With a $100 Billion Market Cap and One Billion users, each Facebook User is worth about $100.
Another way to look at the Facebook debacle is to look at the user base. Let's assume, for the moment that they actually have a Billion active users (which even they don't claim, but rather 900 Million). And let's assume that they are all active users who click on the sidebar ads and make money for Facebook.
Each user is worth about $100 to Facebook, if you take the vaunted Market Cap and divide by the number of users. In effect, you can divide the company up into a Billion subdivisions, one of which has your name on it. Your market cap is $100.
For that $100 Facebook invested in you, how does Facebook make money? Well, you click on ads and advertisers pay them. But, in order to have any kind of rational rate of return, how many ads would you have to click on?
Say we want an annual rate of return of 5%, which would give us a P/E ratio of 20. You'd have to click on $5 of sidebar ads every year, to make this worthwhile.
"But wait!" you say, "I never click on those stupid ads!"
Good for you. Neither do I. No one should - most are for ripoffs or cons.
But apparently about 4-5% of Facebook users do, which is touted as being twice the industry norm. And each click generates maybe a penny in income. So, in order for Facebook to make money from you, you'd have to click on about 500 ads per year. Or they would have to charge more than a few pennies per ad.
They also snag about 30% of Zynga's revenues, which they did last year, basically put a gun to their head and threatening to kill off Farmville, or else. Zynga capitulated early, folding like a cheap umbrella. They are trying to develop new games on independent platforms. However, it appears that the "-ville" craze has died off in favor of Angry Birds or whatnot.
Of course, another way they make money is in selling your preference data - your likes and keywords, so that marketers can target ads to you. But are people willing to pay a lot of money for this? And will people catch on to the fact that the whole gig is just a chance to sell you, like a whore, to advertisers?
MySpace died off rapidly, after a few ham-handed attempts at marketing like this, including making you have a mandatory friend named "Tom" who would post on your wall, whether you wanted him to or not, about the latest hot bands and great bargains. It was so poorly done and so transparently commercial, that people fled in droves. I actually contacted the customer service rep on MySpace at the time and asked how I could "unfriend" Tom. At the time they said you couldn't. A year later, when I logged in again (I am one of those "active users" they count) he was mysteriously gone.
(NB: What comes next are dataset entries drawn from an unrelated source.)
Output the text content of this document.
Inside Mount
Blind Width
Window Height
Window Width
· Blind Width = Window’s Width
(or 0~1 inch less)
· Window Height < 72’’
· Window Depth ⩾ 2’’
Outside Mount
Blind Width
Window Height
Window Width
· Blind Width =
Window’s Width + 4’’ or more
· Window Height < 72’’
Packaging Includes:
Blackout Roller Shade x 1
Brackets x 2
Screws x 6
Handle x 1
So you see, the numbers are stacked against a Facebook Market Cap of $100 Billion. To justify such a value, the company would have to generate about $5 per year per user, and that would be assuming that each user was an active user, and assuming they have 100 million more users than I used in my hypothetical.
Of course, they could charge people $5 to use Facebook. But I suspect a lot of accounts would end up being closed, if that happened. Recent experiments have been made in charging people to use Facebook, called "prominent posts" seem like an experiment in this area. Only hard-core Facebookers (as they call themselves) would consider paying to post something. And your friends would all know you paid to make your pose "prominent" and that could backfire in a big way.
So how much does Facebook actually make? According to NASDAQ, about 31 cents a share, with 2.14 Billion shares outstanding. This means an annual revenue of about $664,400,000, which some analysts say will drop dramatically in the second quarter and the rest of the year (which they told their big clients, but not you and me, just before the IPO).
At $32 a share, you are "worth" about three shares to Facebook, which means the actual revenue of Facebook is under a dollar a person, per year. A lot of money, to be sure, when you multiply it all out.. But not enough to warrant a stock price of $32 a share.
In other words, we come back to the sad conclusion that Facebook is overvalued by a factor of five at its current profit levels. If income drops, as forecast, it could go even lower.
No matter how you slice it, this is an overvalued deal. Perhaps not as bad as Linked-In, but bad.